The Edwin Morgan Trust

The Edwin Morgan Trust is a Scottish Charitable Incorporated Organisation regulated by the Scottish Charity Regulator (OSCR) (SC043142). It was established in 2012 to administer the generous Award which the poet wished to create from the earnings of a long and distinguished writing career.

His practical encouragement of young Scottish poets through this legacy is typically forward-looking. The Trust will ensure that talented poets have a focus for extending the scope of their writing through national competition, publication and mentoring.

View our Vision, Mission, Values statement here.

Trustees

Chris Creegan is a public policy consultant and writer. He has spent his career in the public and third sectors and has held a number of senior leadership roles, most recently as Chief Executive of the Scottish Commission for Learning Disability between 2013 and 2019.  Chris has extensive experience as a charity and not for profit executive. He was Chair of Scottish Adoption between 2008 and 2015, and the Scottish Association for Mental Health between 2015 and 2022. He has been a member of Social Security Scotland’s Executive Advisory Body since 2018, and is currently Vice-chair of Dignity in Dying and a trustee at Waverley Care. He is a regular blogger, occasional columnist, and commentator across social media, newspapers and radio. He is currently Chair of the Trust.


Sourit Bhattacharya is Lecturer in Global Anglophone Literatures at the University of Edinburgh. His research and teaching interests include colonial and postcolonial studies, minority ethnic literatures, environmental humanities, and translation and cross-cultural studies. He has written a book on the representation of catastrophic events in postcolonial Indian literature (Palgrave, 2020), and edited a volume on the radical Indian-Bengali author, Nabarun Bhattacharya (Bloomsbury 2020). Sourit is a founding editor of the journal, Sanglap: Journal of Literary and Cultural Inquiry


CD Boyland is a [d]eaf poet, visual poet and editor who lives in Cumbernauld near Glasgow. His first, full-length collection of poems (‘Mephistopheles’) will be published by Blue Diode in 2023. He has also published pamphlets (‘User Stories’; Stewed Rhubarb, 2020 and ‘Vessel’; Red Squirrel, 2022) alongside collections of visual/experimental work. Together with artist/poet Julie Laing, he curates ‘Off-page’, an ongoing series of anthology/exhibitions centering visual poetry and the poetic visual (@offpagevispo). He also co-edits The Glasgow Review of Books. Twit: @chrisdboyland/Insta: @cdboyland


Ryan Hay is a writer, theatre artist and organiser making work with professionals and non-professionals on pages and mainstages, in communities and at kitchen tables at the intersections of text, performance, community, learning and place. Most recently they have been on commission to Eden Court, Ayr Gaiety, Tron Theatre and the Edinburgh Book Festival. They have robust experience as a producer working across literature, theatre and the third sector, and they are interested in ways that thought leadership and collaborative models can empower the artist-as-leader in building a more ethical and connected cultural sector.

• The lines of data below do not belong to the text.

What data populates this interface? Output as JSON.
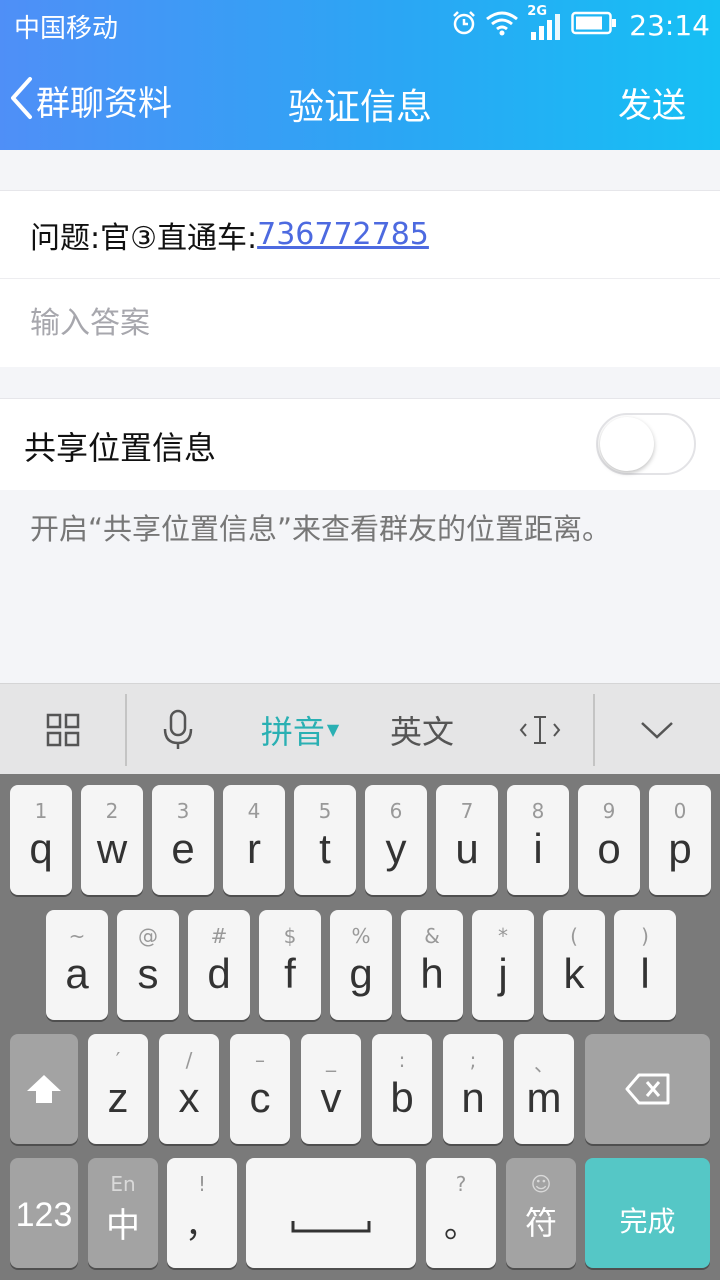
{
  "status_bar": {
    "carrier": "中国移动",
    "network": "2G",
    "time": "23:14"
  },
  "nav": {
    "back_label": "群聊资料",
    "title": "验证信息",
    "send_label": "发送"
  },
  "question": {
    "label": "问题:官③直通车:",
    "link": "736772785"
  },
  "answer": {
    "placeholder": "输入答案",
    "value": ""
  },
  "share_location": {
    "label": "共享位置信息",
    "enabled": false,
    "description": "开启“共享位置信息”来查看群友的位置距离。"
  },
  "keyboard_toolbar": {
    "grid_icon": "grid-icon",
    "mic_icon": "microphone-icon",
    "pinyin_label": "拼音",
    "english_label": "英文",
    "cursor_icon": "text-cursor-icon",
    "collapse_icon": "chevron-down-icon"
  },
  "keyboard": {
    "row1": [
      {
        "hint": "1",
        "key": "q"
      },
      {
        "hint": "2",
        "key": "w"
      },
      {
        "hint": "3",
        "key": "e"
      },
      {
        "hint": "4",
        "key": "r"
      },
      {
        "hint": "5",
        "key": "t"
      },
      {
        "hint": "6",
        "key": "y"
      },
      {
        "hint": "7",
        "key": "u"
      },
      {
        "hint": "8",
        "key": "i"
      },
      {
        "hint": "9",
        "key": "o"
      },
      {
        "hint": "0",
        "key": "p"
      }
    ],
    "row2": [
      {
        "hint": "~",
        "key": "a"
      },
      {
        "hint": "@",
        "key": "s"
      },
      {
        "hint": "#",
        "key": "d"
      },
      {
        "hint": "$",
        "key": "f"
      },
      {
        "hint": "%",
        "key": "g"
      },
      {
        "hint": "&",
        "key": "h"
      },
      {
        "hint": "*",
        "key": "j"
      },
      {
        "hint": "(",
        "key": "k"
      },
      {
        "hint": ")",
        "key": "l"
      }
    ],
    "row3": [
      {
        "hint": "′",
        "key": "z"
      },
      {
        "hint": "/",
        "key": "x"
      },
      {
        "hint": "–",
        "key": "c"
      },
      {
        "hint": "_",
        "key": "v"
      },
      {
        "hint": ":",
        "key": "b"
      },
      {
        "hint": ";",
        "key": "n"
      },
      {
        "hint": "、",
        "key": "m"
      }
    ],
    "num_label": "123",
    "lang_hint": "En",
    "lang_label": "中",
    "comma_hint": "!",
    "comma_label": "，",
    "period_hint": "?",
    "period_label": "。",
    "emoji_hint": "☺",
    "symbol_label": "符",
    "done_label": "完成"
  }
}
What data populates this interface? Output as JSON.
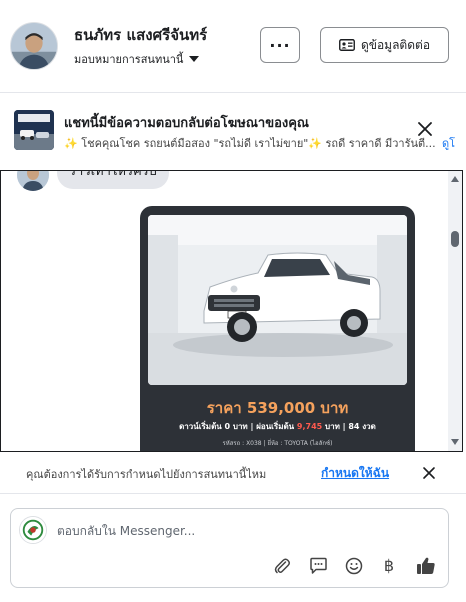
{
  "header": {
    "user_name": "ธนภัทร แสงศรีจันทร์",
    "assign_label": "มอบหมายการสนทนานี้",
    "more_label": "...",
    "contact_label": "ดูข้อมูลติดต่อ"
  },
  "ad_banner": {
    "title": "แชทนี้มีข้อความตอบกลับต่อโฆษณาของคุณ",
    "subtitle": "✨ โชคคุณโชค รถยนต์มือสอง \"รถไม่ดี เราไม่ขาย\"✨ รถดี ราคาดี มีวารันตี...",
    "see_more": "ดูโ"
  },
  "chat": {
    "bubble_text": "ราวเท่าไหร่ครับ",
    "ad_card": {
      "price": "ราคา 539,000 บาท",
      "terms_prefix": "ดาวน์เริ่มต้น 0 บาท | ผ่อนเริ่มต้น ",
      "terms_highlight": "9,745",
      "terms_suffix": " บาท | 84 งวด",
      "meta": "รหัสรถ : X038 | ยี่ห้อ : TOYOTA (ไฮลักซ์)"
    }
  },
  "prompt": {
    "text": "คุณต้องการได้รับการกำหนดไปยังการสนทนานี้ไหม",
    "link": "กำหนดให้ฉัน"
  },
  "composer": {
    "placeholder": "ตอบกลับใน Messenger..."
  },
  "icons": {
    "attach": "paperclip-icon",
    "saved_reply": "chat-bubble-icon",
    "emoji": "smiley-icon",
    "payment": "baht-icon",
    "like": "thumbs-up-icon"
  },
  "colors": {
    "accent": "#1877f2",
    "price": "#f5a25d",
    "installment_highlight": "#ff5a4e",
    "card_bg": "#2d3137"
  }
}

Laurie Manson has been a Chartered Accountant since 1983, and has over 40 years experience in advising businesses and their stakeholders across a wide variety of sectors, scale of operations, and legal jurisdictions. She is a graduate of the University of Glasgow three times over, mostly recently completing a PhD that indulged her fascination with all things American. Laurie is a former Trustee of the University of Glasgow Trust, a former non executive board member of a Scottish Government Agency, has both been a member of, and chaired, committees within her professional body, and is currently an active member of the University of Strathclyde’s Intergenerational Mentoring programme at a Glasgow Secondary School.


Greg Thomas is a poet, writer, and arts journalist based in Glasgow. He is the author of Border Blurs: Concrete Poetry in England and Scotland (Liverpool UP: 2019) and poetry collections including from im and not this (SPAM, 2021), particulates (timglaset, 2022), and candle poems (Poem Atlas, 2023). He makes poem-objects at oo-press.com. He also works as a communications specialist in the third sector and is currently the communications manager for Humanist Society Scotland. A former post-doctoral fellow at the University of Edinburgh, Greg is a longtime fan of Edwin Morgan’s work and is a specialist on Morgan’s concrete, sound, and visual poetry. He is currently Secretary of the Trust.


Sarah Walker is a commercial litigator practicing in London but hailing from the Kingdom of Fife.  Whilst her immediate experience of treading the boards is restricted to the courtroom, she is a passionate advocate of the arts with a particular interest in supporting the development of new and emerging artists.

The Trust also draws on the knowledge and expertise of a group of advisers, currently Peter MacKayJames Rann, and Christie Williamson.